Unveiling the 16th-century church
Today, we have a truly remarkable story that has left us in awe. It’s a tale of a young Basque artist who took the challenge of transforming a 16th-century-old church into a modern design house. A restoration project that may be tapping into your long-life dreams and aspirations, because it certainly is to ours!
Join us as we delve into the captivating story behind this awe-inspiring creation.
Preserving the Essence
When Tas Careaga first saw his 16th-century church it was advertised for sale as a “land plot with building in ruins”. Abandoned for decades – the town has 6 other churches for a population of 2000 – it was being sold by the local bishopric for very little, but the new owner was required to rebuild it. Careaga fearlessly poured his heart and soul into this extraordinary endeavour. But before any real work could begin, he and his friends spent 3 months just clearing the structure of debris. As the project took flight, the building stood vulnerable, stripped of its protective cover, and its interior in a state of disarray, leaving its structural stability hanging in the balance. With help from his architect friend Carlos Garmendia, Careaga preserved the open feeling of the space by adding only one wall (for a bathroom on the 2nd floor).
The idea was to handle the intervention with great sensitivity, touching the church only when absolutely essential. Their aim was to preserve the enchanting allure and intrinsic spirit of the place. The cupola now houses a very high-ceilinged kitchen with art gallery walls. Most of the church celebrates the 10-meter (30-foot) ceilings created 5 centuries ago.
When you enter the space, you are welcomed with a stunning high-ceilinged entrance hall, adorned with unique contemporary-style lamps and metal staircases.
In about a quarter of the space, Careaga built a wooden frame to house two open-air floors for a 2nd-floor bedroom and a 3rd-floor office. Instead of walls or bannisters, the first floor relies on just three thin metal cables for the protection of occupants.
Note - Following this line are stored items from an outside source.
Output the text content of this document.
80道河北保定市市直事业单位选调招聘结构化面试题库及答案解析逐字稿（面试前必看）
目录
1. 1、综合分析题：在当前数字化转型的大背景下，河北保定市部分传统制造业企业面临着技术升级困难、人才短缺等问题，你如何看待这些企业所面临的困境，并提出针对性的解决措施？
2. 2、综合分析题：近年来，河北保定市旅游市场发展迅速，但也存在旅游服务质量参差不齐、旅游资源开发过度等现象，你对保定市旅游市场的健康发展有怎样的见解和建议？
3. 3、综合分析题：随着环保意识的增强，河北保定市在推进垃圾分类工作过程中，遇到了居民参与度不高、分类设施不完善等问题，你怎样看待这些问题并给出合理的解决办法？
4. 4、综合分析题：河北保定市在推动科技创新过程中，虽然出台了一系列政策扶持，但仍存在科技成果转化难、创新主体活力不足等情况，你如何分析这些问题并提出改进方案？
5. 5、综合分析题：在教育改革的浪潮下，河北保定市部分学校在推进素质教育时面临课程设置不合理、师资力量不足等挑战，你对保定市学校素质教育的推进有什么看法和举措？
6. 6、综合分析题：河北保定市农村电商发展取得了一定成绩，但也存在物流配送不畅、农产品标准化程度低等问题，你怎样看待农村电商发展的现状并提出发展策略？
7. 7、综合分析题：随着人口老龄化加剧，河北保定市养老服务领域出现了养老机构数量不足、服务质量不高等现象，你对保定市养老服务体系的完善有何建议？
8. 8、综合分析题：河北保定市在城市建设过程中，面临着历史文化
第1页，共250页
The modern stairs lead to an open-plan living space that overlooks the mesmerizing view of the mountains.
The home is deeply personal, filled with furniture from Careaga’s family, religious art from his grandmother, and idiosyncrasies like a slackline to cross the thirty-foot drop between the office and a secret bedroom above the cupola. His choice of a contemporary minimalist aesthetic complements the church’s raw elements, including the exposed brick walls and towering arched windows, creating a harmonious visual contrast. The living/dining area seamlessly integrates under the arched roofs, making it a perfect example of integrating modern living spaces into a historic structure.
Careaga spent 3 years converting the church to his home with mostly his own labour and help from friends. He continues to add new touches, like converting the bell tower into a reading nook and bunk room for guests.
“I’m Tas Careaga Irazabal. I was born on June 20th, 1984 in Caracas, Venezuela. Barely a year into my life, my mom became ill and passed away. My father, my two brothers and I went back to our family origin, Bilbao, Spain. I didn’t grow up in the most common of environments. Thus, through these circumstances I became who I am today…
I have always had a curious and persevering attitude towards life, always pushing myself to be something more, to find something else. At 16 I lost my father. My brothers and I became orphans. Thanks to my family, especially my brothers, I found my path. I was self educated in multimedia design, and found a job in a design studio by 17. My first job gave me financial stability, and I was able to buy my first camera. With my dog, Tola, on one side, my skateboard on the other, and my camera on my back, I began a wonderful journey.
After three years working, I created TasLab, a multimedia design and advertising studio. Since 2004 I have poured sweat and passion into my projects, building a studio of growing reputation.
I am a restless photographer, spending my free time with a camera on my side, traveling the world whenever the chance comes along, and loving what I do everyday. Far more than just a job, I see the world as an artistic expression.”